Les soins palliatifs de la théorie à la pratique
Article lu 27999 fois, depuis sa publication le 19/02/2016 à 07:45:38 (longueur : 4595 caractères)
L'un des mérites de la loi Leonetti sur la fin de vie, votée en 2005 a été de placer les soins palliatifs au centre du débat, qui est loin d'être clos car, faute de moyens, ils sont loin d'occuper la place qu'ils méritent.
Le lancement des soins palliatifs repose sur une idée généreuse, celle de venir en aide aux personnes atteintes d'une maladie grave, en phase terminale, avec pour objectif de les soulager des douleurs physiques et de prendre aussi en compte la souffrance psychologique, sociale et spirituelle.
Les soins palliatifs ont fait l'objet de la loi du 9 juin 1999 et une circulaire du 19 février 2002, qui précise l'accès aux soins palliatifs, inscrits par ailleurs dans le code de la déontologie médicale de 1995.
Malgré l'intérêt porté par le législateur aux soins palliatifs, une étude de l'INSERM de février 2002 indique que les médecins français restent peu formés en matière de soins palliatifs et pointe les difficultés d'accès des patients à ce type de prise en charge.
Ce sont ainsi 57 % des patients habitant en zone rurale et 67 % des patients âgés de plus de 65 ans qui n'auraient pas eu accès aux soins palliatifs, dont ils devaient, théoriquement bénéficier en fin de vie.
Cependant, ces deux statistiques, indépendantes l'une de l'autre semblent peu crédibles, eu égard du peu de moyen consacré en réalité aux soins palliatifs, pratiquement inexistants, notamment en soins de ville.
Cette pénurie de moyens, qui explique les manifestations en faveur de l'euthanasie et du suicide assisté est d'autant plus flagrante que les soins palliatifs ne sont pas synonymes de soins de fin de vie comme cela est souvent compris.
Un certain nombre de patients justiciables des soins palliatifs peuvent avoir une espérance de vie de plusieurs mois, voire d'années, avec une qualité de vie acceptable, malgré la présence d'une maladie inéluctablement mortelle et dont l'issue ce n'est plus qu'une question de temps.
Dans ce cas, l'objectif ne peut plus être la guérison mais la lutte contre les symptômes inconfortables qui découlent de cette maladie, ce qui change, ipso facto, le rôle du médecin.
Pour le médecin qui suit ce malade et qui ne peut pas le guérir, le rôle a changé, mais il ne s'agit pas non plus, pour lui de donner la mort.
La démarche palliative peut parfois envisager la prise d'un traitement médical ou la réalisation d'un acte chirurgical si ce traitement permet de soulager un symptôme inconfortable, à ne pas confondre avec un quelconque acharnement thérapeutique, qui n'aurait pas le même objectif, mais uniquement de retarder l'issue fatale.

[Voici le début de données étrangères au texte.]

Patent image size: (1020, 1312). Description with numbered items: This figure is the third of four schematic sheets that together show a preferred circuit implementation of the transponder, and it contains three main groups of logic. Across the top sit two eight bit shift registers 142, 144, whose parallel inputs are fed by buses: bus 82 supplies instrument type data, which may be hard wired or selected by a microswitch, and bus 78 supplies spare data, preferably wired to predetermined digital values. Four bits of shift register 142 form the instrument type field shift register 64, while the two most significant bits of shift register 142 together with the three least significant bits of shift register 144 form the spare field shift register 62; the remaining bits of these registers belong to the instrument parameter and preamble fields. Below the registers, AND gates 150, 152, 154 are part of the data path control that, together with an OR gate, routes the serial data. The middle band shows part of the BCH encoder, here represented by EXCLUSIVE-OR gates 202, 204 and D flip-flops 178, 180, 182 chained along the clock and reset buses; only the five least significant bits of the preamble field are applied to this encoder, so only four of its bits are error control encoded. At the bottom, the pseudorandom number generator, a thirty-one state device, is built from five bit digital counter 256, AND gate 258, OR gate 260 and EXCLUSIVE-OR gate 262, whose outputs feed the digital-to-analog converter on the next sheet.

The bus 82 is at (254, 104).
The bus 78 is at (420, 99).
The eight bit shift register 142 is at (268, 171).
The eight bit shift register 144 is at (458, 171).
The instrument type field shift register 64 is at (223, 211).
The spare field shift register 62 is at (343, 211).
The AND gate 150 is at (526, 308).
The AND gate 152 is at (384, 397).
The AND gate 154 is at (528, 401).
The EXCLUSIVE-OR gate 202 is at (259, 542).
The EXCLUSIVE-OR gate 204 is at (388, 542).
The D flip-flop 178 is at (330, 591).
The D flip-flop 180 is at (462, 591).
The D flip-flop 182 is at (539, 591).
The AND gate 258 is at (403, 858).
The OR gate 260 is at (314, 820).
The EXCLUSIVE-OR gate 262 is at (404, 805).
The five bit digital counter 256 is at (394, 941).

Elle vise avant tout à éviter les investigations et certains traitements déraisonnables, qui ne font pas espérer une amélioration du confort.
Ce sont rarement les patients qui sont à, l'origine de ces demandes de traitement, mais des personnes de leur entourage et il appartient aux médecins de ne pas leur céder, ce qui n'est pas évident.
L'introduction des soins palliatifs en France a été plus tardive qu'en Grande-Bretagne et aux Etats-Unis, d'où le mouvement est parti, après la Seconde Guerre mondiale.
Elle a été officiellement introduite chez nous par la circulaire Laroque de 1986, mais malheureusement onze ans après le premier choc pétrolier, qui a sonné le glas des 30 glorieuses.
Cette circulaire a traité de l'organisation et de l'accompagnement des malades en phase terminale et tout a été fait au plan législatif et réglementaire, mais sans donner à la médecine publique les moyens humains et matériels pour faire face à cette mission.
S'il est possible de réserver dans quelques hôpitaux témoin des chambres et des soignants aux soins palliatifs, rien de tel n'existe en médecine de ville et encore moins dans les maisons de retraite médicalisée.
Les généralistes et les infirmières libérales ne peuvent pas se consacrer aux soins palliatifs, même s'ils leur arrivent de soigner des malades en fin de vie avec dévouement.
Ce ne sont pas les textes qui manquent, mais les moyens, car tout est prévu dans le codage des soins palliatifs, qui doivent être pratiqués par toutes les équipes soignantes spécialisées dans l'accompagnement des malades en fin de vie.
Depuis 2009, ce sont les Agences régionales de santé, les ARS qui sont chargés de mettre en oeuvre les soins palliatifs, dans leur ressort.
Si un jour, on dispose des moyens prévus par la loi pour pratiquer les soins palliatifs, les lois sur la fin de vie perdront de leur importance, mais pas de leur utilité.